McCue and Bonesteel deliver a thorough biography of photographer George Masa, who was as enigmatic as he was influential.
George Masa became famous for his artful photography and his role in the establishment of Great Smoky Mountains National Park and the Appalachian Trail, but he remains a personally opaque figure. Born in Japan (likely Tokyo) in 1885, he emigrated to the United States in 1906 and made his way to Asheville, North Carolina in 1915. He began working as an “ironing man” at the upscale Grove Park Inn and considered many different professions, including barbering, mining, and wood carving, but by the 1920s he had become known as the finest photographer in the region, particularly of landscapes. An avid hiker and outdoorsman, he was also a devoted advocate for national parks and protected wilderness, and he expertly worked in trail measurement, map making, and geographic nomenclature. With the scrupulousness of investigative journalists, authors McCue and Bonesteel attempt to fill in the blanks of Masa’s mysterious life, about which even his closest friends were kept in the dark. What emerges is a fascinating picture of a man whose two obsessions in life—photography and nature—majestically dovetailed. (“The photographer showcased a landscape to a nation whose residents needed to imagine its beauty.
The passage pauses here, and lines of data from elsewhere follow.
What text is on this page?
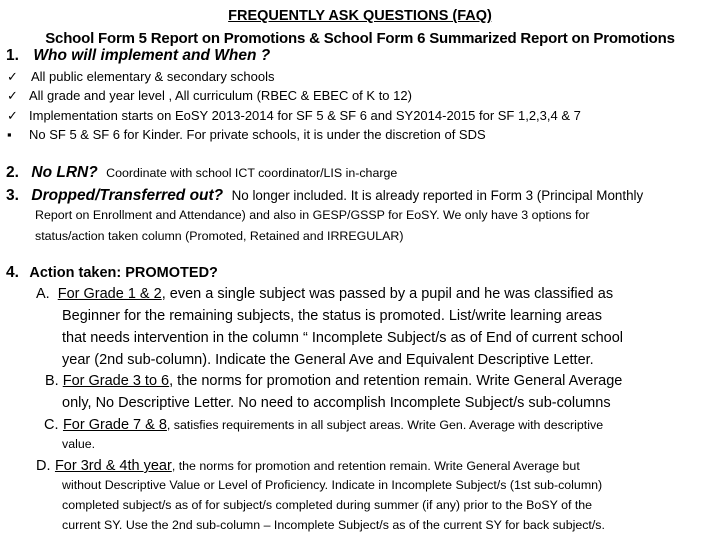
FREQUENTLY ASK QUESTIONS (FAQ)
School Form 5 Report on Promotions & School Form 6 Summarized Report on Promotions
1. Who will implement and When ?
✓ All public elementary & secondary schools
✓ All grade and year level , All curriculum (RBEC & EBEC of K to 12)
✓ Implementation starts on EoSY 2013-2014 for SF 5 & SF 6 and SY2014-2015 for SF 1,2,3,4 & 7
▪ No SF 5 & SF 6 for Kinder. For private schools, it is under the discretion of SDS
2. No LRN? Coordinate with school ICT coordinator/LIS in-charge
3. Dropped/Transferred out? No longer included. It is already reported in Form 3 (Principal Monthly
Report on Enrollment and Attendance) and also in GESP/GSSP for EoSY. We only have 3 options for
status/action taken column (Promoted, Retained and IRREGULAR)
4. Action taken: PROMOTED?
A. For Grade 1 & 2, even a single subject was passed by a pupil and he was classified as
Beginner for the remaining subjects, the status is promoted. List/write learning areas
that needs intervention in the column “ Incomplete Subject/s as of End of current school
year (2nd sub-column). Indicate the General Ave and Equivalent Descriptive Letter.
B. For Grade 3 to 6, the norms for promotion and retention remain. Write General Average
only, No Descriptive Letter. No need to accomplish Incomplete Subject/s sub-columns
C. For Grade 7 & 8, satisfies requirements in all subject areas. Write Gen. Average with descriptive
value.
D. For 3rd & 4th year, the norms for promotion and retention remain. Write General Average but
without Descriptive Value or Level of Proficiency. Indicate in Incomplete Subject/s (1st sub-column)
completed subject/s as of for subject/s completed during summer (if any) prior to the BoSY of the
current SY. Use the 2nd sub-column – Incomplete Subject/s as of the current SY for back subject/s.
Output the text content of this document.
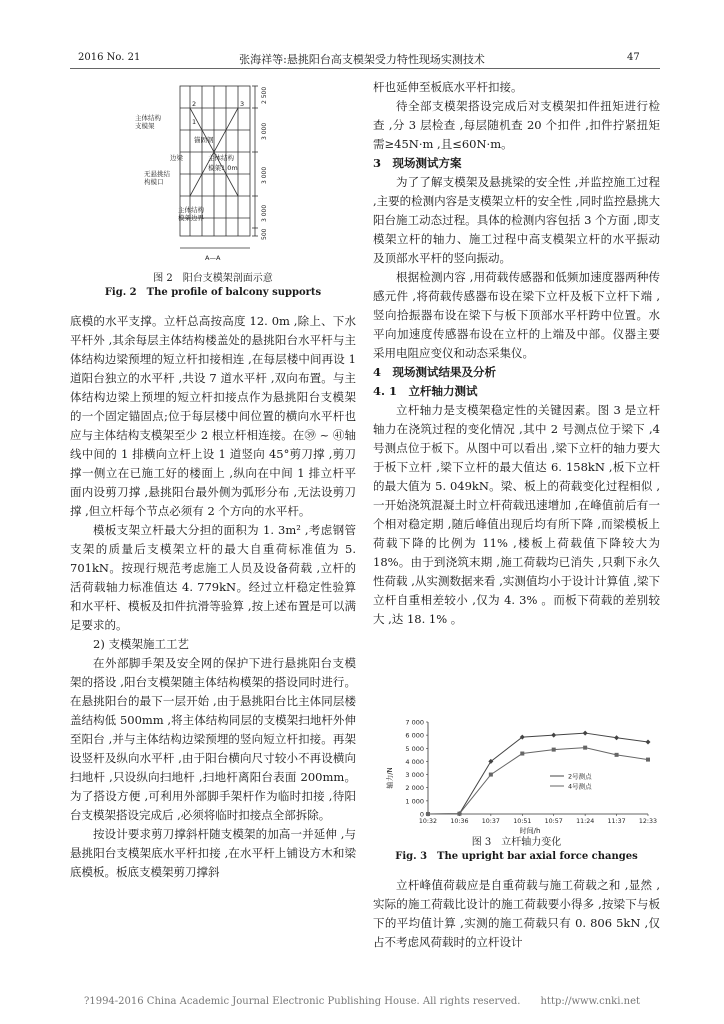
2016 No. 21	张海祥等:悬挑阳台高支模架受力特性现场实测技术	47
主体结构
支模架
锚固钢
边梁	主体结构
模架1.0m
无悬挑结
构模口
主体结构
模架边界
A—A
2
1
3	2 500
3 000
3 000
3 000
500
图 2　阳台支模架剖面示意
Fig. 2　The profile of balcony supports

底模的水平支撑。立杆总高按高度 12. 0m ,除上、下水平杆外 ,其余每层主体结构楼盖处的悬挑阳台水平杆与主体结构边梁预埋的短立杆扣接相连 ,在每层楼中间再设 1 道阳台独立的水平杆 ,共设 7 道水平杆 ,双向布置。与主体结构边梁上预埋的短立杆扣接点作为悬挑阳台支模架的一个固定锚固点;位于每层楼中间位置的横向水平杆也应与主体结构支模架至少 2 根立杆相连接。在㊴ ~ ㊶轴线中间的 1 排横向立杆上设 1 道竖向 45°剪刀撑 ,剪刀撑一侧立在已施工好的楼面上 ,纵向在中间 1 排立杆平面内设剪刀撑 ,悬挑阳台最外侧为弧形分布 ,无法设剪刀撑 ,但立杆每个节点必须有 2 个方向的水平杆。

模板支架立杆最大分担的面积为 1. 3m² ,考虑钢管支架的质量后支模架立杆的最大自重荷标准值为 5. 701kN。按现行规范考虑施工人员及设备荷载 ,立杆的活荷载轴力标准值达 4. 779kN。经过立杆稳定性验算和水平杆、模板及扣件抗滑等验算 ,按上述布置是可以满足要求的。

2) 支模架施工工艺

在外部脚手架及安全网的保护下进行悬挑阳台支模架的搭设 ,阳台支模架随主体结构模架的搭设同时进行。在悬挑阳台的最下一层开始 ,由于悬挑阳台比主体同层楼盖结构低 500mm ,将主体结构同层的支模架扫地杆外伸至阳台 ,并与主体结构边梁预埋的竖向短立杆扣接。再架设竖杆及纵向水平杆 ,由于阳台横向尺寸较小不再设横向扫地杆 ,只设纵向扫地杆 ,扫地杆离阳台表面 200mm。为了搭设方便 ,可利用外部脚手架杆作为临时扣接 ,待阳台支模架搭设完成后 ,必须将临时扣接点全部拆除。

按设计要求剪刀撑斜杆随支模架的加高一并延伸 ,与悬挑阳台支模架底水平杆扣接 ,在水平杆上铺设方木和梁底模板。板底支模架剪刀撑斜

杆也延伸至板底水平杆扣接。

待全部支模架搭设完成后对支模架扣件扭矩进行检查 ,分 3 层检查 ,每层随机查 20 个扣件 ,扣件拧紧扭矩需≥45N·m ,且≤60N·m。

3　现场测试方案

为了了解支模架及悬挑梁的安全性 ,并监控施工过程 ,主要的检测内容是支模架立杆的安全性 ,同时监控悬挑大阳台施工动态过程。具体的检测内容包括 3 个方面 ,即支模架立杆的轴力、施工过程中高支模架立杆的水平振动及顶部水平杆的竖向振动。

根据检测内容 ,用荷载传感器和低频加速度器两种传感元件 ,将荷载传感器布设在梁下立杆及板下立杆下端 ,竖向拾振器布设在梁下与板下顶部水平杆跨中位置。水平向加速度传感器布设在立杆的上端及中部。仪器主要采用电阻应变仪和动态采集仪。

4　现场测试结果及分析

4. 1　立杆轴力测试

立杆轴力是支模架稳定性的关键因素。图 3 是立杆轴力在浇筑过程的变化情况 ,其中 2 号测点位于梁下 ,4 号测点位于板下。从图中可以看出 ,梁下立杆的轴力要大于板下立杆 ,梁下立杆的最大值达 6. 158kN ,板下立杆的最大值为 5. 049kN。梁、板上的荷载变化过程相似 ,一开始浇筑混凝土时立杆荷载迅速增加 ,在峰值前后有一个相对稳定期 ,随后峰值出现后均有所下降 ,而梁模板上荷载下降的比例为 11% ,楼板上荷载值下降较大为 18%。由于到浇筑末期 ,施工荷载均已消失 ,只剩下永久性荷载 ,从实测数据来看 ,实测值均小于设计计算值 ,梁下立杆自重相差较小 ,仅为 4. 3% 。而板下荷载的差别较大 ,达 18. 1% 。

0
1 000
2 000
3 000
4 000
5 000
6 000
7 000
10:32 10:36 10:37 10:51 10:57 11:24 11:37 12:33
轴力/N
时间/h
2号测点
4号测点
图 3　立杆轴力变化
Fig. 3　The upright bar axial force changes

立杆峰值荷载应是自重荷载与施工荷载之和 ,显然 ,实际的施工荷载比设计的施工荷载要小得多 ,按梁下与板下的平均值计算 ,实测的施工荷载只有 0. 806 5kN ,仅占不考虑风荷载时的立杆设计

?1994-2016 China Academic Journal Electronic Publishing House. All rights reserved.　　http://www.cnki.net
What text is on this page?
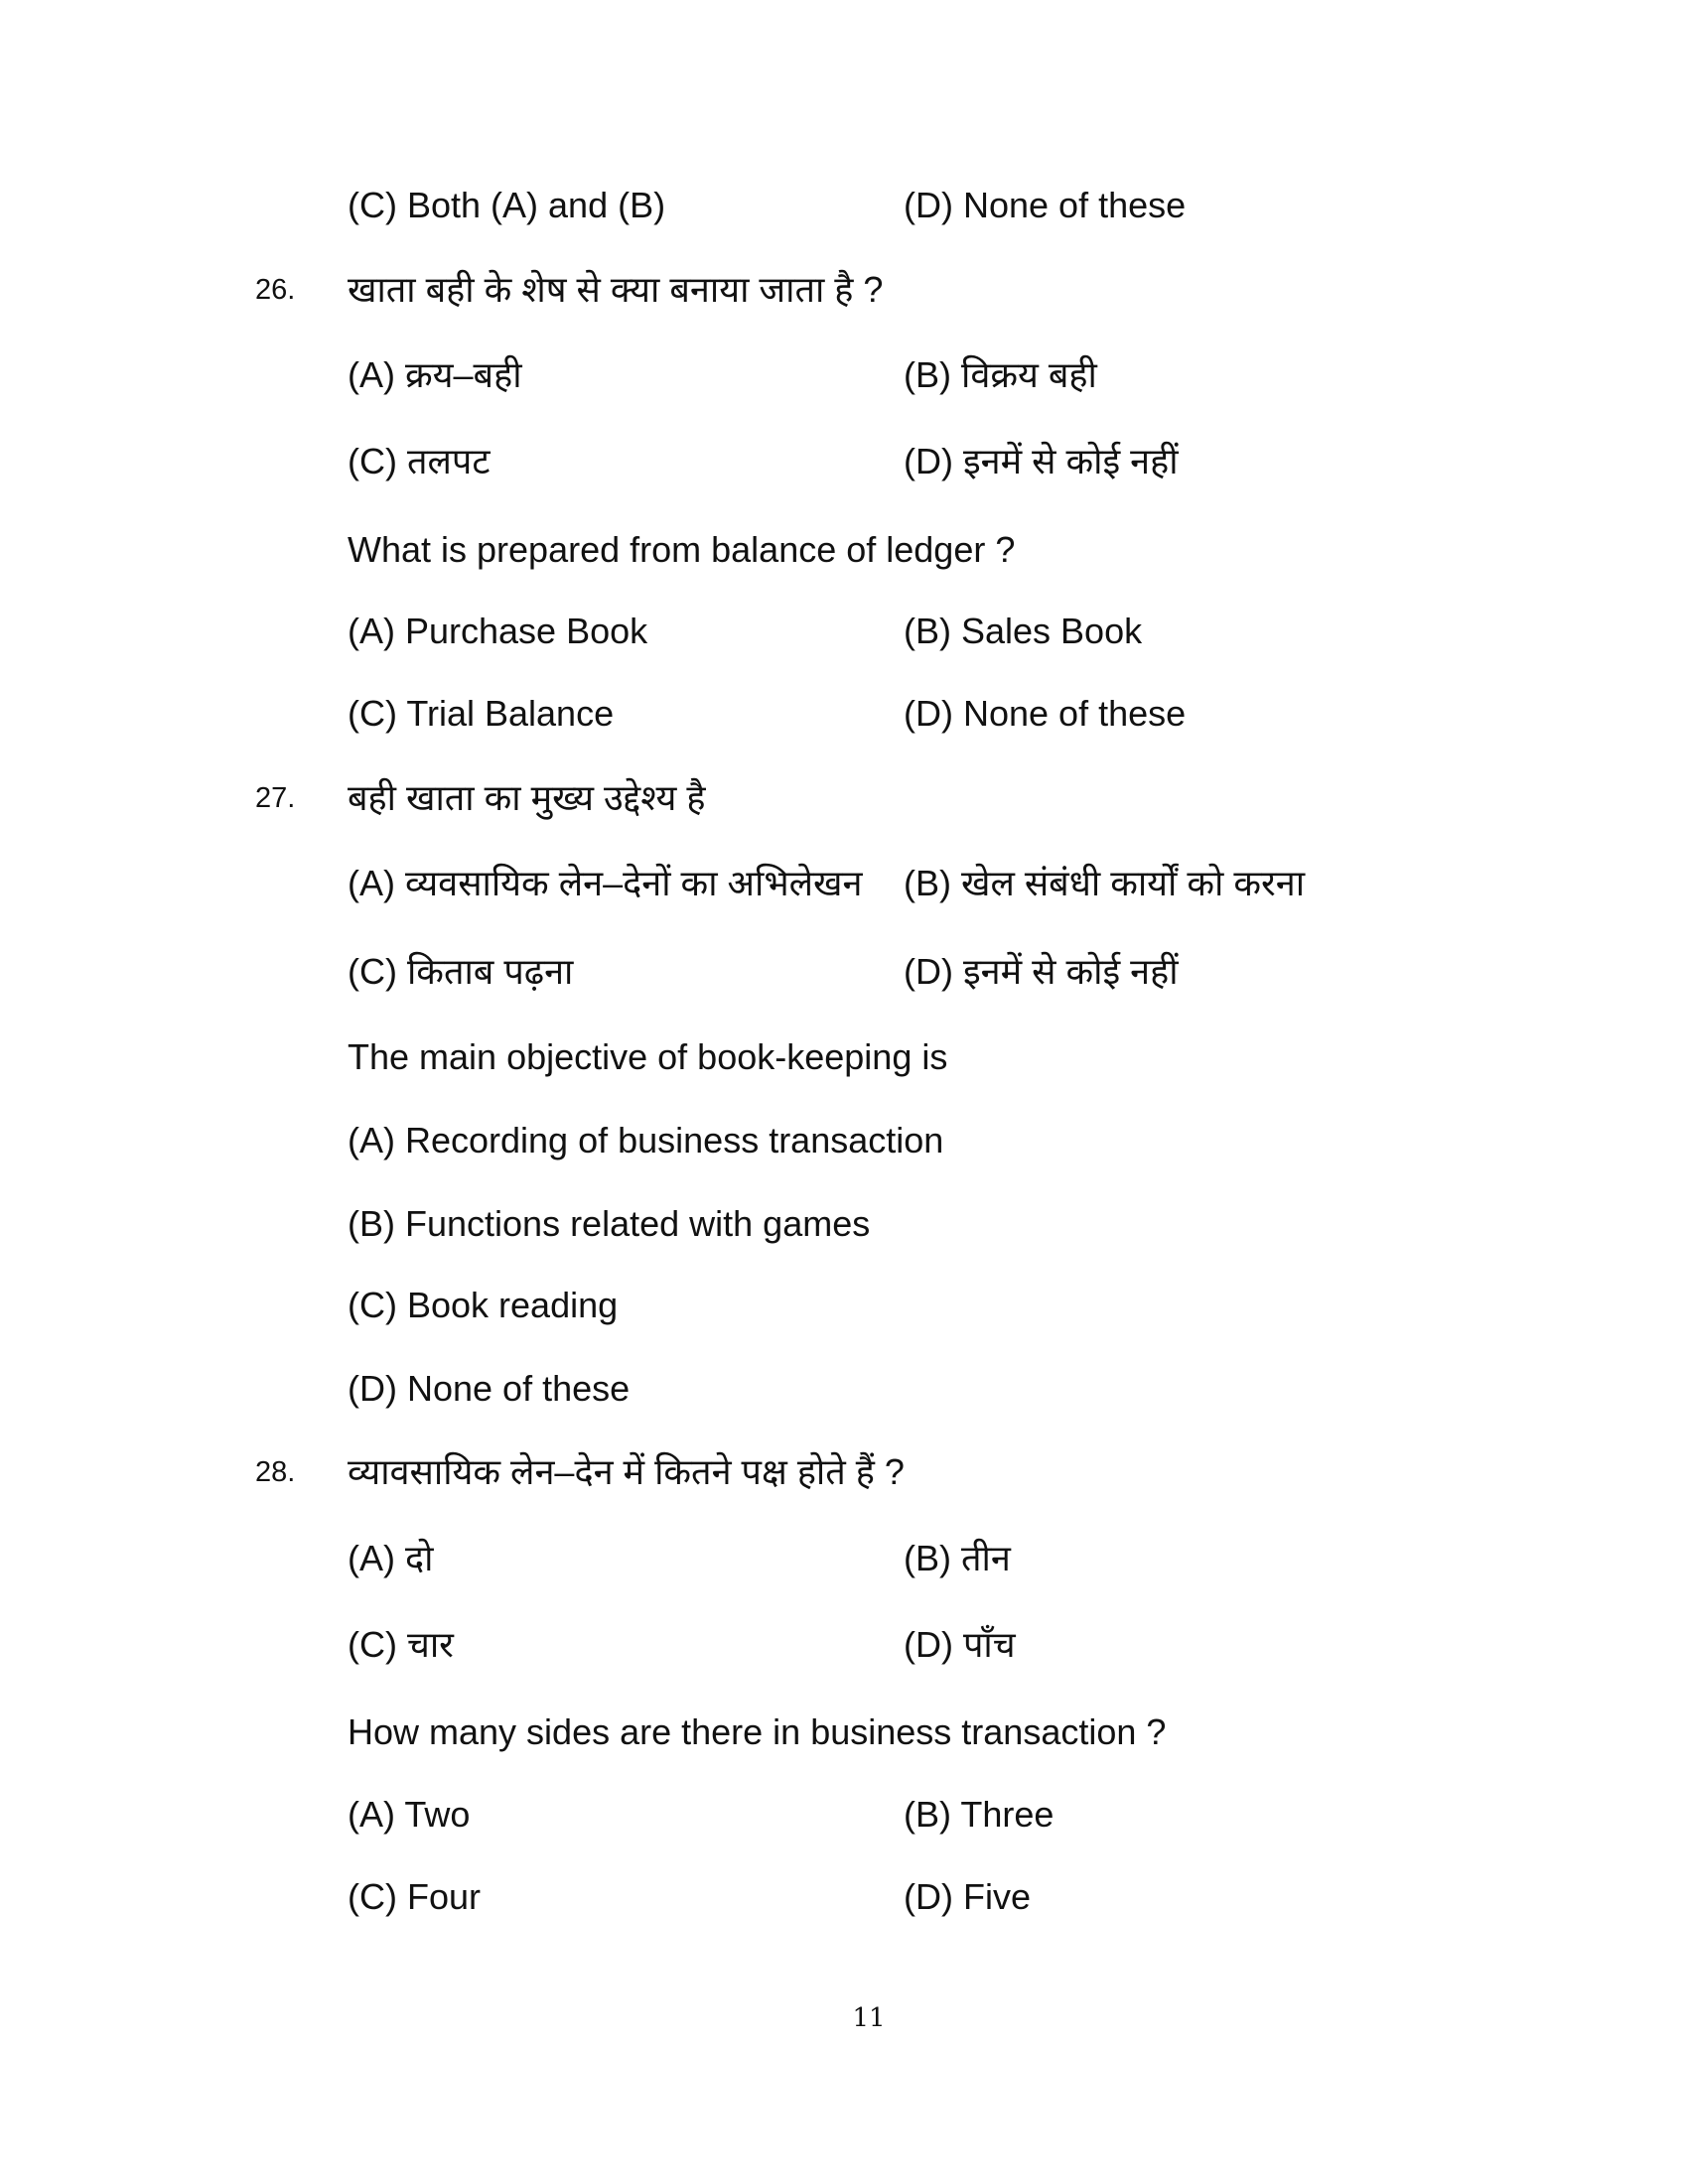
(C) Both (A) and (B)	(D) None of these
26. खाता बही के शेष से क्या बनाया जाता है ?
(A) क्रय–बही	(B) विक्रय बही
(C) तलपट	(D) इनमें से कोई नहीं
What is prepared from balance of ledger ?
(A) Purchase Book	(B) Sales Book
(C) Trial Balance	(D) None of these
27. बही खाता का मुख्य उद्देश्य है
(A) व्यवसायिक लेन–देनों का अभिलेखन (B) खेल संबंधी कार्यों को करना
(C) किताब पढ़ना	(D) इनमें से कोई नहीं
The main objective of book-keeping is
(A) Recording of business transaction
(B) Functions related with games
(C) Book reading
(D) None of these
28. व्यावसायिक लेन–देन में कितने पक्ष होते हैं ?
(A) दो	(B) तीन
(C) चार	(D) पाँच
How many sides are there in business transaction ?
(A) Two	(B) Three
(C) Four	(D) Five
11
Only in seeing its grandeur—in person or captured in a photograph—were politicians, citizens, philanthropists, and school children inspired to act.”) Moreover, the authors astutely convey the relentless bigotry the Japanese immigrant encountered in the interwar years; Masa was watched by the Bureau of Investigation (the precursor to the FBI) and targeted by the Ku Klux Klan. In many ways, Masa remains an unsolved riddle, but the efforts of McCue and Bonesteel to crack it are nothing less than remarkable. This a painstakingly meticulous study of a captivating subject and of the time in American history to which he belonged.
A rigorous and thrilling biography of an elusive artist.